Metadata-Version: 2.3
Name: newspaperV3
Version: 0.3.0
Summary: Advanced news extraction, article parsing, and content analysis.
License: MIT
Keywords: newspaper,news,article,extraction,scraping,nlp,content,parsing
Author: Lucas Ou-Yang
Requires-Python: >=3.8,<4.0
Classifier: Development Status :: 4 - Beta
Classifier: Intended Audience :: Developers
Classifier: License :: OSI Approved :: MIT License
Classifier: Operating System :: OS Independent
Classifier: Programming Language :: Python :: 3
Classifier: Programming Language :: Python :: 3.8
Classifier: Programming Language :: Python :: 3.9
Classifier: Programming Language :: Python :: 3.10
Classifier: Programming Language :: Python :: 3.11
Classifier: Programming Language :: Python :: 3.12
Classifier: Programming Language :: Python :: 3.13
Classifier: Topic :: Software Development :: Libraries :: Python Modules
Classifier: Topic :: Text Processing
Requires-Dist: Pillow (>=8.1.2)
Requires-Dist: beautifulsoup4 (>=4.9.3)
Requires-Dist: cssselect (>=1.1.0)
Requires-Dist: feedfinder2 (>=0.0.4)
Requires-Dist: feedparser (>=6.0.2)
Requires-Dist: jieba3k (>=0.35.1)
Requires-Dist: lxml (>=4.6.2)
Requires-Dist: nltk (>=3.6.2)
Requires-Dist: python-dateutil (>=2.8.1)
Requires-Dist: requests (>=2.25.1)
Requires-Dist: tinysegmenter (>=0.3)
Requires-Dist: tldextract (>=3.1.0)
Project-URL: Homepage, https://github.com/salah55s/newspaperV3
Project-URL: Repository, https://github.com/salah55s/newspaperV3
Description-Content-Type: text/markdown

# newspaperV3

An advanced library for news extraction, article parsing, and content analysis.
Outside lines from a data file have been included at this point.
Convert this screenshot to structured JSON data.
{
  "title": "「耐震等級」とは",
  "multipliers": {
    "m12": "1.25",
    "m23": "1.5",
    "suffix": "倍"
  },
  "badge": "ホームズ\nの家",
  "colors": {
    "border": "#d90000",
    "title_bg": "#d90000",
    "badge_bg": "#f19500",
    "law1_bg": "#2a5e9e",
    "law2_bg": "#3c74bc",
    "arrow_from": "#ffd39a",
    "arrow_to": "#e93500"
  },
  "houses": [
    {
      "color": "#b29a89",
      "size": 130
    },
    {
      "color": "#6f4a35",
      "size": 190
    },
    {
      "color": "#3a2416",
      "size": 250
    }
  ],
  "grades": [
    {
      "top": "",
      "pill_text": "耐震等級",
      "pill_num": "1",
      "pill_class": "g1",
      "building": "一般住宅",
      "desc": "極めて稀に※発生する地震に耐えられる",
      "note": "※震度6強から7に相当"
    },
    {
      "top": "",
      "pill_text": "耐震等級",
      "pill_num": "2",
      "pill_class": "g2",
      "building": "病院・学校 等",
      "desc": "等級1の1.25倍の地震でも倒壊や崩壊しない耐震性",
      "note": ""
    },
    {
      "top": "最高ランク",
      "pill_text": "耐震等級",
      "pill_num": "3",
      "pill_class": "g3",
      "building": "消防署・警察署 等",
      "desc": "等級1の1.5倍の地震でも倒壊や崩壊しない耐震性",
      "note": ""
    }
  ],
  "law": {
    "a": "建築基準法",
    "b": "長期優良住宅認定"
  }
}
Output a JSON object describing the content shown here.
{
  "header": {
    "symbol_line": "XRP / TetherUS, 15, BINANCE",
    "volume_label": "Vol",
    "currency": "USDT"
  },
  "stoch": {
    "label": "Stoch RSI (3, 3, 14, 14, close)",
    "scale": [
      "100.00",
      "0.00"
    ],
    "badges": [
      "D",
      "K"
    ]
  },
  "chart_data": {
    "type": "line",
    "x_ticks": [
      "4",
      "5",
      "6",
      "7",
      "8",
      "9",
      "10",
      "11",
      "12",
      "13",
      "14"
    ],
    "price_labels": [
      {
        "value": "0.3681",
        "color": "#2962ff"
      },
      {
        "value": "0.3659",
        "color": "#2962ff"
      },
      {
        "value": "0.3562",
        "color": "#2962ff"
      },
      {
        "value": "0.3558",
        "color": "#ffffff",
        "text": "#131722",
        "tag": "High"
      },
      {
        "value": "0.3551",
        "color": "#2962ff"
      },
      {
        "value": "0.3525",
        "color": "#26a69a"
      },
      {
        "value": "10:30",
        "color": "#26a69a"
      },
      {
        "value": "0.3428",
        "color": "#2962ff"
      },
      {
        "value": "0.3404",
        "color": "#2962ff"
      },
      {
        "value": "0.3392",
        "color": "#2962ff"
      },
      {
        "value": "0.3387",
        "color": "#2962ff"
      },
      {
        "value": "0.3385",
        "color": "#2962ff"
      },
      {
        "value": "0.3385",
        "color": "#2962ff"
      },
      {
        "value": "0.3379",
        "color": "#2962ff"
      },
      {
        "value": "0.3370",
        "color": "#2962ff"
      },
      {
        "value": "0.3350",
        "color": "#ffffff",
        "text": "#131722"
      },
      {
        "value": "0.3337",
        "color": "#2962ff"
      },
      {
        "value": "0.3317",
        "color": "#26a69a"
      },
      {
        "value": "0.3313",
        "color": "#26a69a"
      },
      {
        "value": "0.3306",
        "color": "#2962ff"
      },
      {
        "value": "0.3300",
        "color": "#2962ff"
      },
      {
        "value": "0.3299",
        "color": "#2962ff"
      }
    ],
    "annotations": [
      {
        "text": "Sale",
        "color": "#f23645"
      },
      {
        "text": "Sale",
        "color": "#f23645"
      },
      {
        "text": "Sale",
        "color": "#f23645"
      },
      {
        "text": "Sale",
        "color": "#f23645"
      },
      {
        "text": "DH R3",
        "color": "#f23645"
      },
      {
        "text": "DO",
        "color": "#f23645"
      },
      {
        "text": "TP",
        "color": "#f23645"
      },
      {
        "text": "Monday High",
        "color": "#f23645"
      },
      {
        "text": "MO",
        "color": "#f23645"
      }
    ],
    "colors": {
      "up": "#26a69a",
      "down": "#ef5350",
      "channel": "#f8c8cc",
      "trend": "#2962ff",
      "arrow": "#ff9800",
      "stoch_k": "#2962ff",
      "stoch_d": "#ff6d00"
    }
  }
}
This is a fork/version based on the original `newspaper` library by Lucas Ou-Yang.

## Installation

Install the package using pip:

```bash
pip install newspaperV3
```

## Basic Usage

Here's a simple example of how to download and parse an article:

```python
from newspaperV3 import Article
import nltk

# NLTK data is required for the first run
# nltk.download('punkt')

url = 'https://www.cnn.com/2023/11/15/politics/us-china-meeting-biden-xi/index.html'

# Create an Article object
article = Article(url)

# Download and parse the article
article.download()
article.parse()

# Perform Natural Language Processing (NLP)
article.nlp()

# Print the results
print("Title:", article.title)
print("Authors:", article.authors)
print("Publish Date:", article.publish_date)
print("Top Image:", article.top_image)
print("\nSummary:")
print(article.summary)
print("\nKeywords:", article.keywords)
```

## Features

* **Article Extraction** : Automatically extract clean article text from web pages
* **Metadata Parsing** : Extract titles, authors, publication dates, and images
* **Natural Language Processing** : Generate summaries and extract keywords
* **Multi-language Support** : Process articles in various languages
* **Image Processing** : Extract and analyze article images
* **Content Analysis** : Advanced text processing and analysis capabilities

## Requirements

* Python 3.6+
* NLTK (for natural language processing)
* Additional dependencies installed automatically

## License

This project is licensed under the MIT License.